PORTO VELHO, RO - O Tribunal de Contas do Estado de Rondônia (TCE-RO) decidiu manter a suspensão dos pagamentos referentes à gratificação de gabinete instituída pela Lei Municipal nº 2.743/2024 e posteriormente alterada pela Lei nº 2.949/2025, no âmbito da Câmara Municipal de Guajará-Mirim, no curso do processo nº 03845/24. A medida foi adotada em decisão monocrática proferida em 23 de fevereiro de 2026 pelo conselheiro-substituto Omar Pires Dias, relator em substituição regimental ao conselheiro Valdivino Crispim de Souza.
O processo tem origem em representação formulada a partir de comunicado de irregularidade encaminhado pelo Ministério Público do Estado de Rondônia (MPE-RO), por meio da 3ª Promotoria de Justiça de Guajará-Mirim, que noticiou supostas irregularidades no pagamento de gratificações concedidas a servidores ocupantes de cargos em comissão e funções gratificadas na Câmara Municipal. Entre os pontos relatados estavam a concessão indevida de benefícios, ausência de critérios objetivos, possível violação ao princípio da moralidade administrativa e potencial dano ao erário.
A Secretaria-Geral de Controle Externo (SGCE), após análise preliminar, concluiu pelo processamento do caso como representação. Em decisão anterior, foram intimados o atual presidente da Câmara, Eliel Nunes Silvino, o Sargento Eliel, do PP, e o ex-presidente João Vanderlei de Melo.
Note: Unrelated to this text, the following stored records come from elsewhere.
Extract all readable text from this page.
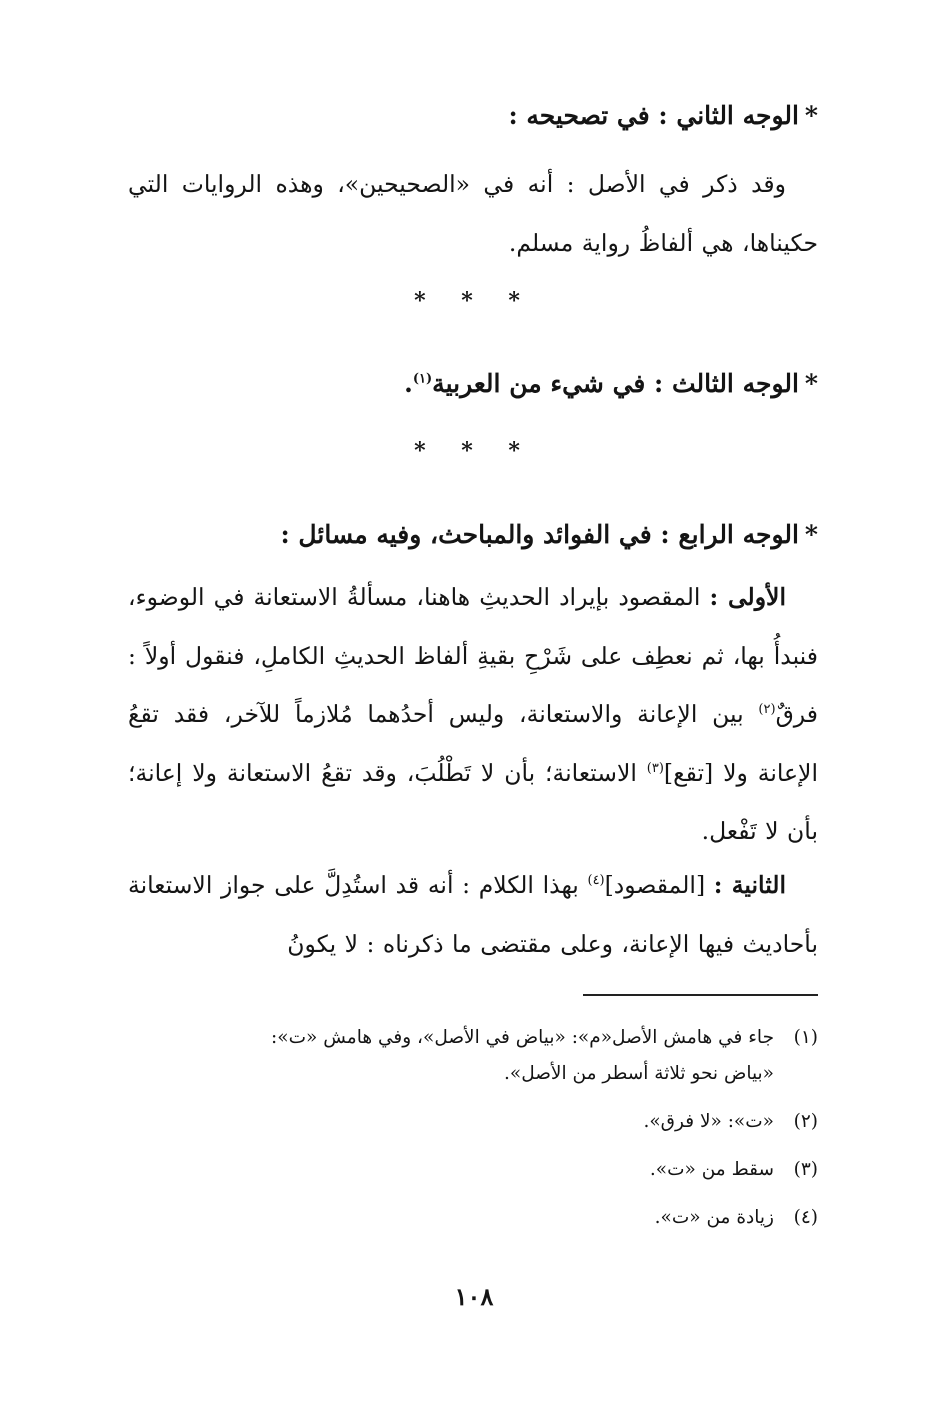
*الوجه الثاني : في تصحيحه :
وقد ذكر في الأصل : أنه في «الصحيحين»، وهذه الروايات التي حكيناها، هي ألفاظُ رواية مسلم.
* * *
*الوجه الثالث : في شيء من العربية$^{(١)}$.
* * *
*الوجه الرابع : في الفوائد والمباحث، وفيه مسائل :
الأولى : المقصود بإيراد الحديثِ هاهنا، مسألةُ الاستعانة في الوضوء، فنبدأُ بها، ثم نعطِف على شَرْحِ بقيةِ ألفاظ الحديثِ الكاملِ، فنقول أولاً : فرقٌ$^{(٢)}$ بين الإعانة والاستعانة، وليس أحدُهما مُلازماً للآخر، فقد تقعُ الإعانة ولا [تقع]$^{(٣)}$ الاستعانة؛ بأن لا تَطْلُبَ، وقد تقعُ الاستعانة ولا إعانة؛ بأن لا تَفْعل.
الثانية : [المقصود]$^{(٤)}$ بهذا الكلام : أنه قد استُدِلَّ على جواز الاستعانة بأحاديث فيها الإعانة، وعلى مقتضى ما ذكرناه : لا يكونُ
(١)
جاء في هامش الأصل«م»: «بياض في الأصل»، وفي هامش «ت»:
«بياض نحو ثلاثة أسطر من الأصل».
(٢)
«ت»: «لا فرق».
(٣)
سقط من «ت».
(٤)
زيادة من «ت».
١٠٨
O ex-presidente apresentou manifestação de defesa e documentos, incluindo a Lei nº 2.949/2025, que alterou o normativo anterior.
Relatório técnico inicial concluiu pela procedência parcial da representação, reconhecendo vícios formais na redação original da Lei nº 2.743/2024, especialmente pela ausência de critérios objetivos para concessão das gratificações. A unidade técnica apontou que as falhas foram posteriormente sanadas pela edição da nova lei e de emenda que estabeleceram percentuais escalonados vinculados a qualificação e desempenho, além de avaliação periódica e vedação à incorporação das vantagens.
O Ministério Público de Contas, entretanto, apresentou posicionamento divergente, apontando persistência de falhas estruturais, entre elas a ausência de critérios objetivos e mensuráveis para fixação dos percentuais e a indefinição dos requisitos técnicos de aferição funcional. Diante disso, opinou pela suspensão dos pagamentos e pelo prosseguimento da instrução processual.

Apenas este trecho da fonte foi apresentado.